Thermo Fisher was quick to point to potential flaws in a deal with Origin. Origin's bid included a "vague and insufficient financing package" from Chinese private equity firm SummitView Capital, Thermo Fisher CEO Marc Casper said in a statement. And Origin's proposal "is highly uncertain and speculative and does not constitute, and could not reasonably be expected to lead to, a superior proposal," he added.
Waltham, MA-based Thermo Fisher in a letter to Affymetrix stockholders also laid out a few reasons why a deal with origin wouldn't work. Origin and its financing sources have "little to no credibility in the marketplace," Casper said.
And an Origin deal could face more regulatory hurdles. The Committee on Foreign Investments in the United States (CFIUS) is particularly strict about Chinese investments and could target a potential sale, Casper said in the note. Thermo Fisher's bid, in contrast "has been unanimously approved by both boards of directors" and "contains no financing conditions or contingency," Casper said.

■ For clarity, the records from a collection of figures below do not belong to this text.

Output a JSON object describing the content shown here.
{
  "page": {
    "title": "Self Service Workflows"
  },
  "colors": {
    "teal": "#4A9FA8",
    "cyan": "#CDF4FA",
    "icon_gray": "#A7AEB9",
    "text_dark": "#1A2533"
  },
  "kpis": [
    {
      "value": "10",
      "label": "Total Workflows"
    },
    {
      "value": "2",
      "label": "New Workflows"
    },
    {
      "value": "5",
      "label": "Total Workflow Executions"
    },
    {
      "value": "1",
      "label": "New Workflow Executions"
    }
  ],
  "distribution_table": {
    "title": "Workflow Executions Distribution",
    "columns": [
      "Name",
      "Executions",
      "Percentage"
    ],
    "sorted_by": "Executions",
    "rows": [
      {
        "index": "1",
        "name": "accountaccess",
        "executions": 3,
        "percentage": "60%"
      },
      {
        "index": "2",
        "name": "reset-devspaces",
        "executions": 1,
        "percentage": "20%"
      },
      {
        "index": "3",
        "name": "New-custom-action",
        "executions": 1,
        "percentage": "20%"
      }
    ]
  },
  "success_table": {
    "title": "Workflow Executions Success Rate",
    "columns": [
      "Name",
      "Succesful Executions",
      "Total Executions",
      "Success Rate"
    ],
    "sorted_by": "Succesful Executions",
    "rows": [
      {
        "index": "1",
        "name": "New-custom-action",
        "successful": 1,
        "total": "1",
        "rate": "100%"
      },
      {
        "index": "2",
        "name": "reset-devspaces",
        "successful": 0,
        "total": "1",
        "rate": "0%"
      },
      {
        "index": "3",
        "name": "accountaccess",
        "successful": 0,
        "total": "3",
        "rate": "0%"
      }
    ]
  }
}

Origin is not going down without a fight. The company is "committed to completing a friendly transaction with Affymetrix" and stands by its previous offer, it said in a statement after Affymetrix rejected its recent bid. "Our highly compelling offer provides an opportunity for Affymetrix stockholders to realize additional value through a significantly more attractive premium than the proposed transaction with Thermo Fisher, and we are confident in our ability to close our transaction expeditiously," Origin said.
The company is planning to talk to Affymetrix's board of directors "to address their concerns and complete confirmatory diligence," Origin said. "We believe it would be in the best interests of all parties for the Affymetrix Board to engage with us without delay."